There are a few ways to either allow access, or limit access to your aliases.
All aliases are open by default. Anyone can request images using your account token pointing to your existing aliases. This may be fine
in most cases.
Each alias has a referer list. When this list is empty, it means the alias is open for anyone to request images. Once you put an entry into the list, then it turns into a white-list where only the listed domains will have access to successful requests.
A referer is defined by the request header Referer, which will contain the source document/page that is making the request.
The Referer request header contains the address of the page making the request. When following a link, this would be the url of the page containing the link.

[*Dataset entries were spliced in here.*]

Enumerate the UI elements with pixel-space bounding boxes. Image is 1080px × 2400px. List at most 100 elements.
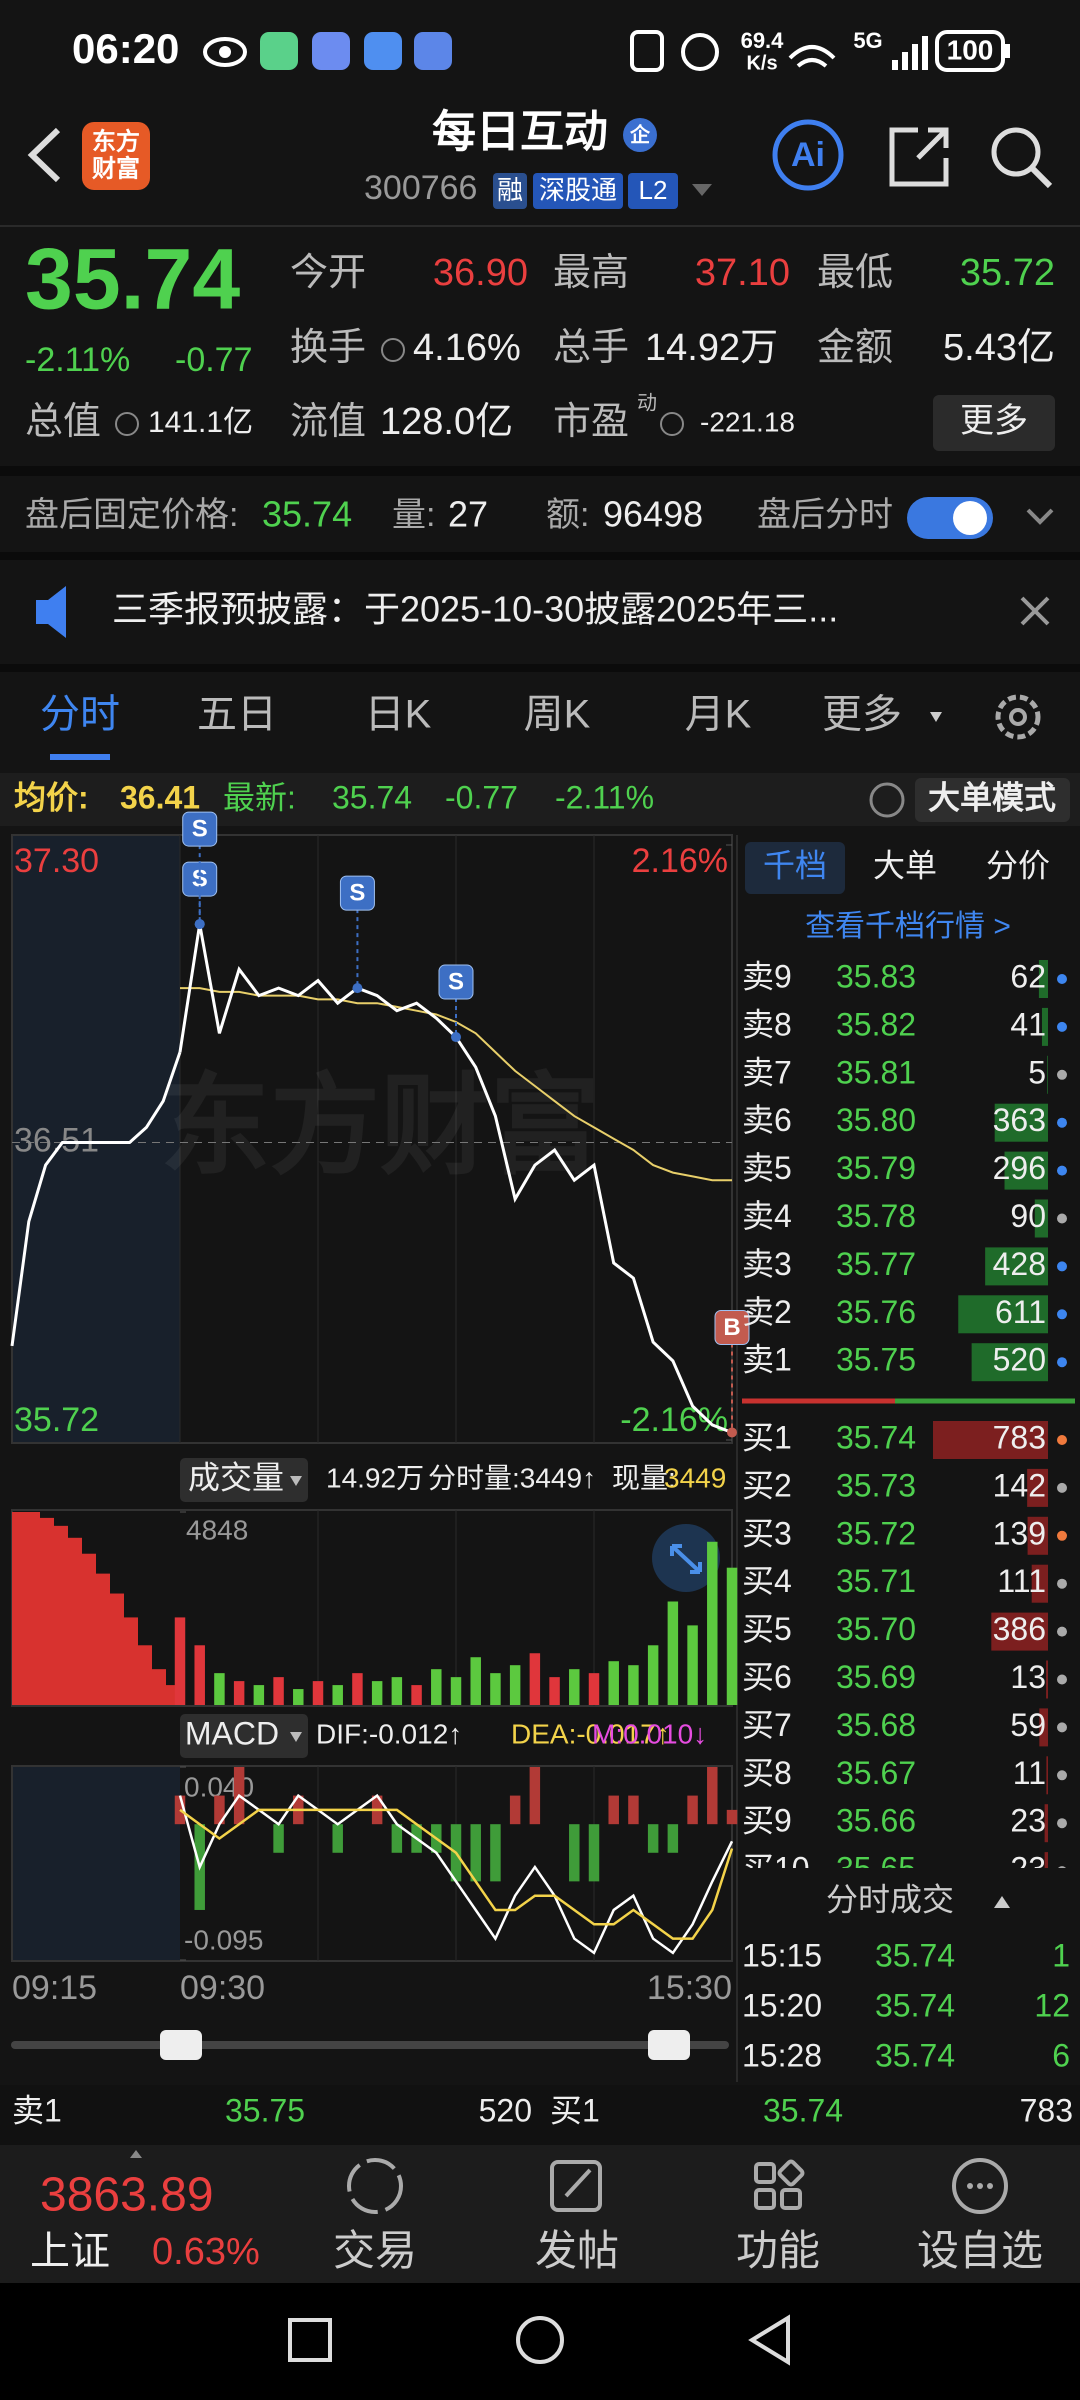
chart-tab[interactable]: 更多 [822,693,902,737]
y-tick-label: 35.72 [14,1401,99,1439]
book-tab[interactable]: 分价 [986,847,1050,883]
chart-tab[interactable]: 月K [685,693,752,737]
settings-core [1009,708,1027,726]
book-price: 35.76 [836,1294,916,1330]
dropdown-arrow[interactable] [692,184,712,196]
volume-bar [687,1625,698,1705]
chart-tab[interactable]: 分时 [40,693,120,737]
volume-bar [647,1645,659,1705]
index-value[interactable]: 3863.89 [40,2169,214,2222]
qty-bar [1027,1468,1048,1507]
func-icon[interactable] [754,2162,776,2184]
info-icon[interactable] [660,412,684,436]
qty-bar [1031,1564,1048,1603]
field-label: 换手 [290,327,366,369]
trade-time: 15:15 [742,1937,822,1973]
share-button[interactable] [889,127,949,187]
trade-time: 15:20 [742,1987,822,2023]
field-value: -221.18 [700,406,795,437]
pe-superscript: 动 [637,391,657,414]
qty-bar [1046,1756,1048,1795]
info-icon[interactable] [381,338,405,362]
speaker-icon [36,586,66,638]
toolbar-label[interactable]: 功能 [736,2227,820,2274]
alarm-icon [681,33,719,71]
more-arrow[interactable] [930,712,942,722]
auction-volume-bar [152,1669,166,1705]
bid-label: 买1 [550,2092,600,2128]
auction-volume-bar [26,1512,40,1705]
toolbar-label[interactable]: 设自选 [917,2227,1043,2274]
trade-price: 35.74 [875,2037,955,2073]
book-price: 35.70 [836,1611,916,1647]
back-button[interactable] [27,127,61,183]
slider-handle[interactable] [160,2030,202,2060]
macd-bar [588,1824,600,1882]
tag-bg [533,173,623,209]
back-nav-button[interactable] [748,2314,790,2366]
toolbar-label[interactable]: 发帖 [535,2227,619,2274]
search-handle [1029,165,1053,189]
chart-tab[interactable]: 周K [524,693,591,737]
signal-dot [451,1032,461,1043]
macd-bar [214,1795,225,1825]
volume-bar [253,1685,265,1705]
current-volume-label: 现量: [612,1462,676,1493]
ai-button[interactable] [772,119,844,191]
watchlist-icon[interactable] [952,2158,1008,2214]
field-label: 金额 [817,327,893,369]
signal-dot [194,919,205,930]
mode-button[interactable] [915,778,1070,822]
trade-price: 35.74 [875,1937,955,1973]
close-button[interactable] [1020,596,1050,626]
volume-selector[interactable] [180,1458,308,1502]
more-button-label[interactable]: 更多 [960,402,1028,440]
net-unit: K/s [746,52,777,74]
book-tab[interactable]: 千档 [763,847,827,883]
field-value: 5.43亿 [943,327,1055,369]
mode-label[interactable]: 大单模式 [928,779,1056,815]
home-button[interactable] [516,2316,564,2364]
book-tab[interactable]: 大单 [873,847,937,883]
book-dot [1057,1674,1067,1685]
macd-selector[interactable] [180,1714,308,1758]
qty-bar [994,1103,1048,1142]
post-icon[interactable] [550,2160,602,2212]
toolbar-label[interactable]: 交易 [333,2227,417,2274]
slider-handle[interactable] [648,2030,690,2060]
volume-bar [667,1601,679,1705]
volume-bar [332,1685,343,1705]
macd-bar [273,1824,284,1853]
stock-tag: 深股通 [539,175,617,205]
signal-dot [727,1427,737,1438]
notice-text[interactable]: 三季报预披露：于2025-10-30披露2025年三... [112,589,838,630]
stock-tag: L2 [639,175,668,205]
macd-bar [509,1795,521,1825]
chart-tab[interactable]: 五日 [197,693,277,737]
avg-label: 均价: [14,779,89,815]
book-dot [1057,1117,1067,1128]
expand-arrow[interactable] [1026,508,1054,525]
trades-title[interactable]: 分时成交 [826,1881,954,1917]
trade-icon[interactable] [347,2158,403,2214]
recents-button[interactable] [288,2318,332,2362]
selector-arrow [290,1732,302,1742]
volume-bar [509,1665,521,1705]
volume-bar [391,1677,403,1705]
stock-badge: 企 [629,122,651,146]
info-icon[interactable] [115,412,139,436]
help-icon[interactable] [869,782,905,818]
auction-volume-bar [68,1537,82,1705]
search-button[interactable] [991,127,1041,177]
more-button[interactable] [933,395,1055,451]
badge-circle [623,118,657,152]
book-price: 35.74 [836,1419,916,1455]
logo-text: 财富 [92,154,140,182]
y2-tick-label: 2.16% [632,842,728,880]
settings-button[interactable] [995,694,1041,740]
bid-qty: 783 [1020,2092,1073,2128]
ask-label: 卖1 [12,2092,62,2128]
book-link[interactable]: 查看千档行情 > [805,910,1011,943]
trade-qty: 12 [1034,1987,1070,2023]
chart-tab[interactable]: 日K [365,693,432,737]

When adding a referer to the alias, you would do so like //www.example.com
This allows any page from the www.example.com domain to use the alias. Any other domain that attempts to use your alias will receive an http error of 403 forbidden.
The referer match logic is somewhat simple in the sense that if you enter //www then the alias will allow any requestor that starts with www.
Every alias has a locked toggle which when turned on, will require a key parameter to open it.
If you lock your alias, each request will need to provide a valid key for the request to work. A key is a combination of your token, a secret string, and the transformation parameters for the request. This makes the key work per request variant. If you need the same image on a different size, that will require a different key.
There is a key that will unlock any of your aliases, by using your account secret.
You can generate secrets per alias, so you do not have to hand out the master key, but instead you can hand out keys to a specific alias. You can also revoke these keys at anytime.
Please refer to Key Generation for examples for different languages.
This technique is meant to be used server-side as the secret should not be exposed publicly.
If the key is not valid, a 403 error is returned. If anyone tries to change the operations in the url, like change the width to a different value, then the key will not be valid anymore and the request will fail.